In enzymology, a 3-hydroxy-2-methylquinolin-4-one 2,4-dioxygenase (EC 1.13.11.48) is an enzyme that catalyzes the chemical reaction

3-hydroxy-2-methyl-1H-quinolin-4-one + O₂ N-acetylanthranilate + CO

Thus, the two substrates of this enzyme are 3-hydroxy-2-methyl-1H-quinolin-4-one and O₂, whereas its two products are N-acetylanthranilate and CO.

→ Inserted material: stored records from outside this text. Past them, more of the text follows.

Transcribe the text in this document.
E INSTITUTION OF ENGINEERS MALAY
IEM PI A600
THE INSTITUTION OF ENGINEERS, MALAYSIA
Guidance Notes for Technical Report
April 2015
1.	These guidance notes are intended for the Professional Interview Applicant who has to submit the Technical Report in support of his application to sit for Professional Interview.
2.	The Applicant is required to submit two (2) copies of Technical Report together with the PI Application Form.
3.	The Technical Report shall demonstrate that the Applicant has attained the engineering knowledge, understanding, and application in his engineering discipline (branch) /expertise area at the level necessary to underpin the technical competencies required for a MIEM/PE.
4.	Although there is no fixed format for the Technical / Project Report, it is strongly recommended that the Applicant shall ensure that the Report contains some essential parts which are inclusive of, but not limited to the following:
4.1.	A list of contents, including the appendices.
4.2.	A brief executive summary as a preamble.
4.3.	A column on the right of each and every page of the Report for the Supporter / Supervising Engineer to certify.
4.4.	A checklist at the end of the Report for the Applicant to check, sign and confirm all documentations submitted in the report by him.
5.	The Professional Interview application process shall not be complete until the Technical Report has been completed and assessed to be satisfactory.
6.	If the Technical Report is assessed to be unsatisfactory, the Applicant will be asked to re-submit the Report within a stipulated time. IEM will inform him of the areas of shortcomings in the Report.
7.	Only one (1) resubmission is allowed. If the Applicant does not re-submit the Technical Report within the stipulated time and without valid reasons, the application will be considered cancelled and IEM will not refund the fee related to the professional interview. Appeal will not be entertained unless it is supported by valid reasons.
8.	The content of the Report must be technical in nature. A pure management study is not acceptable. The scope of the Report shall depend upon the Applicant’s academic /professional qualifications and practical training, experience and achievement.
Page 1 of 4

This enzyme belongs to the family of oxidoreductases, specifically those acting on single donors with O₂ as oxidant and incorporation of two atoms of oxygen into the substrate (oxygenases). The oxygen incorporated need not be derived from O₂. The systematic name of this enzyme class is 3-hydroxy-2-methyl-1H-quinolin-4-one 2,4-dioxygenase (CO-forming). This enzyme is also called (1H)-3-hydroxy-4-oxoquinaldine 2,4-dioxygenase.

References

• Bauer I, De Beyer A, Tsisuaka B, Fetzner S, Lingens F (1994). "A novel type of oxygenolytic ring cleavage: 2,4-Oxygenation and decarbonylation of 1H-3-hydroxy-4-oxoquinaldine and 1H-3-hydroxy-4-oxoquinoline". FEMS Microbiol. Lett. 117 (3): 299–304. doi:10.1111/j.1574-6968.1994.tb06783.x.
• Bauer I, Max N, Fetzner S, Lingens F (1996). "2,4-dioxygenases catalyzing N-heterocyclic-ring cleavage and formation of carbon monoxide. Purification and some properties of 1H-3-hydroxy-4-oxoquinaldine 2,4-dioxygenase from Arthrobacter sp Ru61a and comparison with 1H-3-hydroxy-4-oxoquinoline 2,4-dioxygenase from Pseudomonas putida 33/1". Eur. J. Biochem. 240 (3): 576–83. doi:10.1111/j.1432-1033.1996.0576h.x. PMID 8856057.
• Fischer F, Kunne S, Fetzner S (1999). "Bacterial 2,4-dioxygenases: new members of the alpha/beta hydrolase-fold superfamily of enzymes functionally related to serine hydrolases". J. Bacteriol. 181 (18): 5725–33. PMC 94093. PMID 10482514.